A legal battle over how to interrogate and try top al-Qaeda terror suspects is set to rage on for years, despite a high-stakes election season pact between the White House and "rebel" Republicans.
Analysts say a draft law sent to the Senate late last week laying down new rules for military commissions is seeded with future legal and human rights controversies.
So it could still be many months, or perhaps even years, before detainees -- such as the alleged mastermind of the Sept. 11, 2001, terrorist attacks, Khalid Sheikh Mohammed -- are tried or sentenced.
Critics say the new legal framework may still undermine bedrock principles of US and international law, but President Bush maintains it preserves a CIA program which is a "potent tool" in battling terrorism.
The Senate bill prohibits punishments including "flogging ... branding, marking or tattooing on the body or any other cruel or unusual punishment."
But it is the question of what exactly amounts to "cruel and unusual" techniques that is most controversial, and some rights activists have expressed their fear that some of the tactics that infringe the Geneva Conventions could continue to be used.
The White House says a list of permitted interrogation techniques will remain classified.
The bill makes the president his "own judge and jury," said Caroline Fredrickson, Director of the Washington Legislative Office of the American Civil Liberties Union, saying Bush would get "unilateral authority to declare certain torture and abuse legal and sound."
Critics have argued that some techniques used in the past, such as simulated drowning and exposing detainees to extreme temperatures equal torture -- a charge Bush backers reject.
Observers also worry that the bill allows a judge to decide whether statements elicited through "cruel, unusual or inhumane" techniques before last year can be introduced in court.
Other critics are targeting prohibitions on the right of an "enemy combatant" to challenge his confinement.
Republican Senator Arlen Specter said he would hold a hearing on Monday in the Senate Judiciary Committee, which he chairs, to look into the proposed legislation's language on the writ of habeas corpus.
"Most of it is a big improvement," Specter said of the bill in an interview on CNN's Late Edition program on Sunday.
"But there's one part that I vigorously disagree with, and that is taking away the jurisdiction of the federal courts on what we call habeas corpus, which is the great writ that goes all the way back to [the British Magna Carta signed in] 1215," he said.
Defense lawyers are also likely to challenge a provision in the draft law which would allow a military judge to authorize deletion of classified evidence from documents seen by the accused.
Opponents of the bill have two options -- to press for changes before it gets voted out of Congress or to challenge it through the appeals process.
Since Democrats have signaled they won't pay a political price by blocking swift passage ahead of November's elections, appeals right up to the Supreme Court seem most likely.
It is unclear whether those appeals will come before or as cases come to trial -- as happened in the civilian prosecution of would-be al-Qaeda suicide pilot Zacarias Moussaoui -- or whether they would await convictions.

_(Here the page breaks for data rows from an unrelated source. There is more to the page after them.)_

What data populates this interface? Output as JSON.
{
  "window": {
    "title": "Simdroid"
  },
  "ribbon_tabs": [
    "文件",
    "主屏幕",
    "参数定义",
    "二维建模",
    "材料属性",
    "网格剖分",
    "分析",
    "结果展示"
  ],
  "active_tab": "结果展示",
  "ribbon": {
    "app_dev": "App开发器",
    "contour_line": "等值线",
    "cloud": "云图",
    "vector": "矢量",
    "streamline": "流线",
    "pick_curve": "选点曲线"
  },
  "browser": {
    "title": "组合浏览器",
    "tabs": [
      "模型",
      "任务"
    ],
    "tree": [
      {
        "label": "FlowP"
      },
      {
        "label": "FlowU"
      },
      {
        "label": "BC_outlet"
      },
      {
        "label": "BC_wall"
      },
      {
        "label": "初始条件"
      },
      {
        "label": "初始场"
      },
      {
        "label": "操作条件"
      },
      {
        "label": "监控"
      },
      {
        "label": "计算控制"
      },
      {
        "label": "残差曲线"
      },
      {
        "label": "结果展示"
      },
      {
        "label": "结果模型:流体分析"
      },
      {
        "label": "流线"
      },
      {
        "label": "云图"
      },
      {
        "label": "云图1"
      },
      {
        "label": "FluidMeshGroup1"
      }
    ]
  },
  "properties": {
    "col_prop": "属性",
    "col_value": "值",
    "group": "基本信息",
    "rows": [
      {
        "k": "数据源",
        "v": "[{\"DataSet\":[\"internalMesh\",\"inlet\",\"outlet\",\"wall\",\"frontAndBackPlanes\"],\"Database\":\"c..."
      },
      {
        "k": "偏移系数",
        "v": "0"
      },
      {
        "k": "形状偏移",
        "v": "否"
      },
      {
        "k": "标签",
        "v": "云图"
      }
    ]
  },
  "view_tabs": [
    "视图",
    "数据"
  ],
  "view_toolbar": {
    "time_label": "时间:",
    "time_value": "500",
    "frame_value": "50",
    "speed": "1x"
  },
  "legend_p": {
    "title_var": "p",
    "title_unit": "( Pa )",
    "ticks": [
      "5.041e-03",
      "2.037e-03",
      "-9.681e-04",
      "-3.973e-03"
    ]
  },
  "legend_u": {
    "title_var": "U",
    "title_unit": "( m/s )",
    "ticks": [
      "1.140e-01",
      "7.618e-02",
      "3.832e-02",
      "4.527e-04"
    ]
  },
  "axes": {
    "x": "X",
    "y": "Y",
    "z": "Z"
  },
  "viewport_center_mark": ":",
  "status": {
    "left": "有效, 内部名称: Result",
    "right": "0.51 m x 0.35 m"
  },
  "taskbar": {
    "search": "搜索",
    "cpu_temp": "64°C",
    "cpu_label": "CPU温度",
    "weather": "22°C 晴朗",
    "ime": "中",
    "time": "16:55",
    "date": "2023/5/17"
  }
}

The Supreme Court opened the latest front in the five-year legal war on terror, ruling in June that Bush had overstepped by ordering the special military commissions, which it said infringed the Geneva Conventions.

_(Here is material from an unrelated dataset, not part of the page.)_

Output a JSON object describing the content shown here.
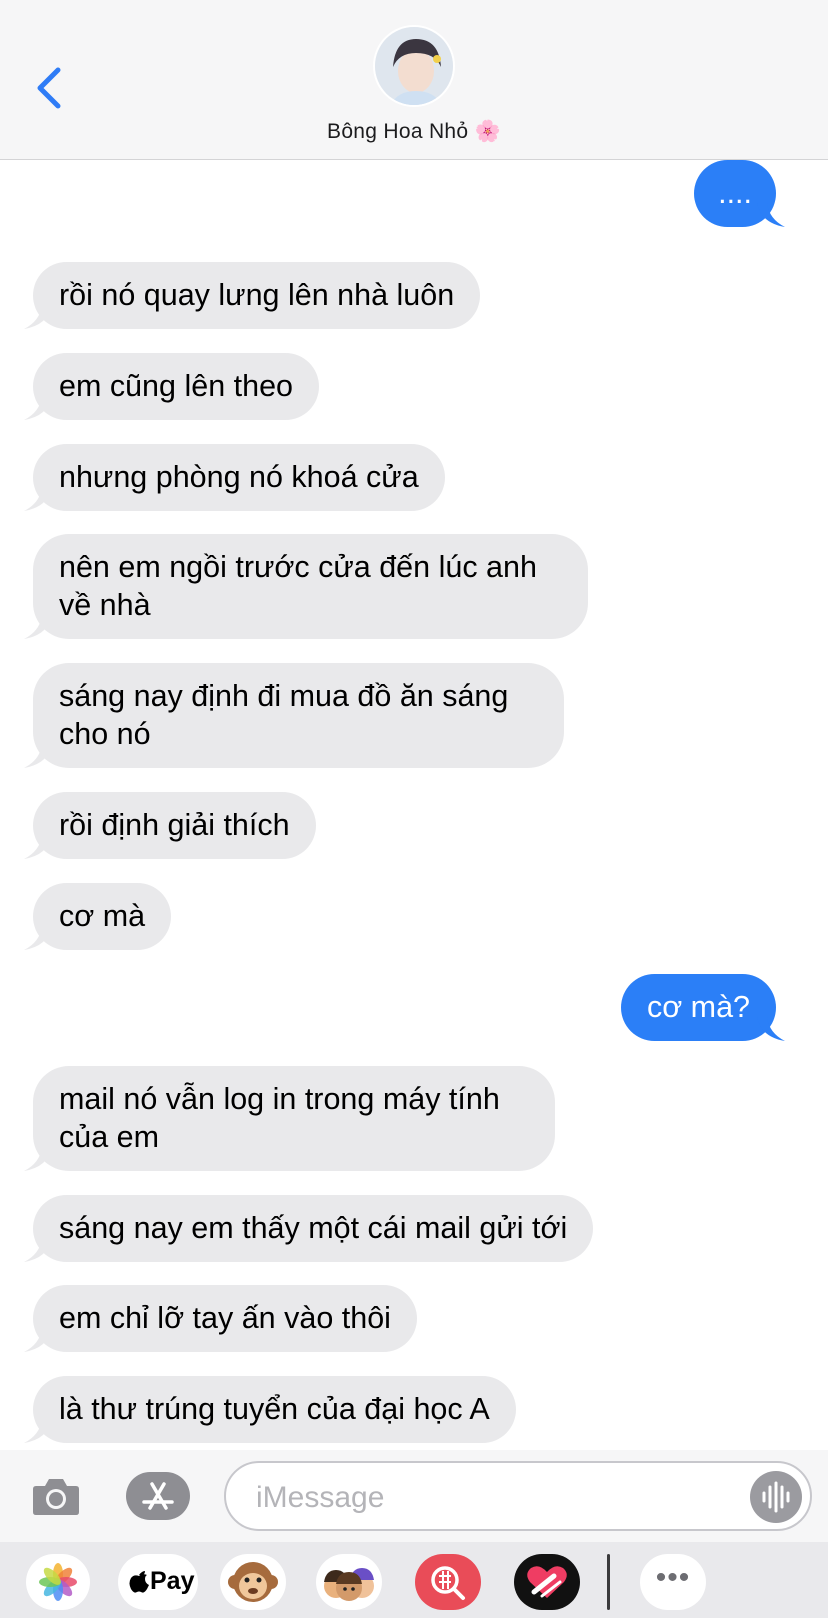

When Bush went back to the drawing board, some rebel senators -- including former prisoner of war John McCain -- balked at allowing him to write his interpretation of the conventions into law.

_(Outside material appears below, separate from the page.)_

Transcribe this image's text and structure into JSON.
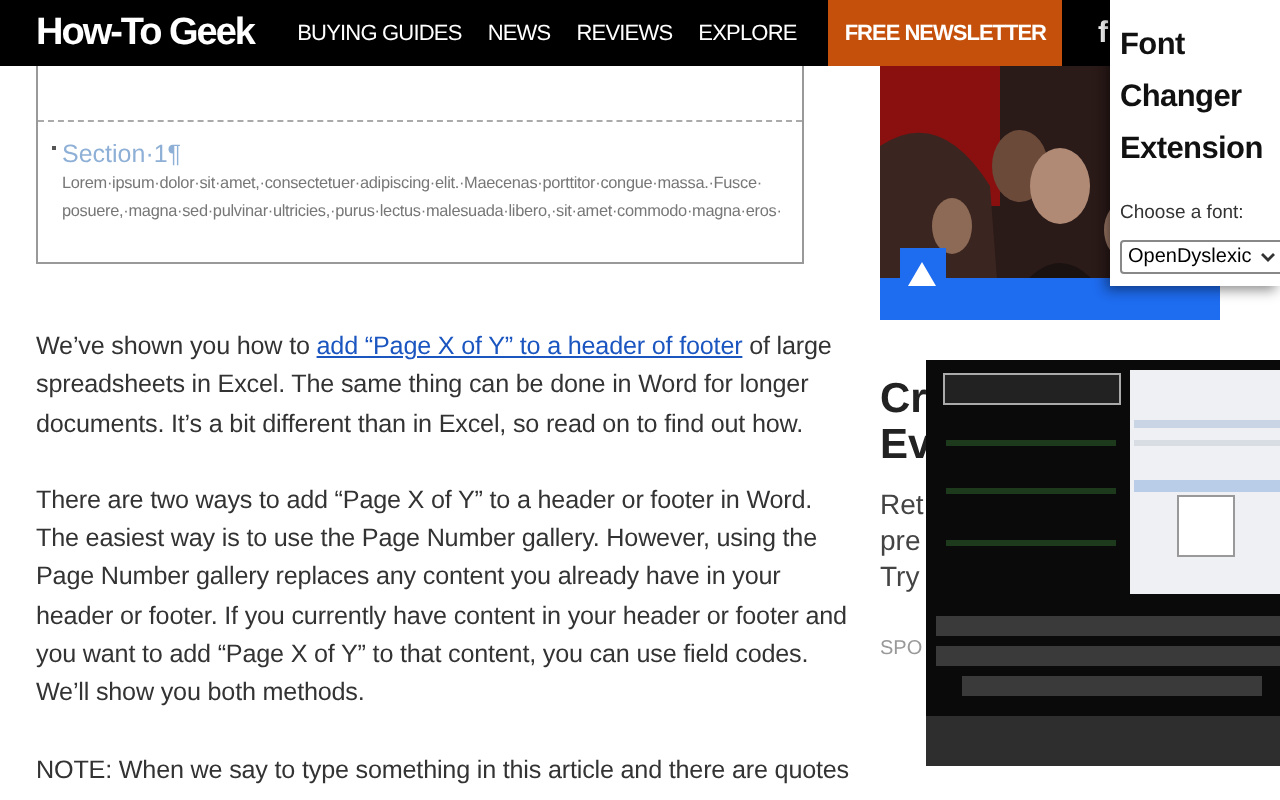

Bush supporters say the deal ensures protection for the US interrogators.
The US leader argued after the Sept. 11 attacks that existing legal structures were insufficient to deal with a new kind of enemy.
Interrogators need to coerce information that could save lives in future attacks, officials say.
Vermont Law School professor Michael Mello said the compromise showed the administration was more concerned with protecting its ability to interrogate suspects than in eventual legal repercussions.
"They may, three or four or five years down the road when this gets to the Supreme Court, find that they didn't in fact have authority," he said. "But what matters to them is that they have the ability to do what they think they need to do to prevent another attack."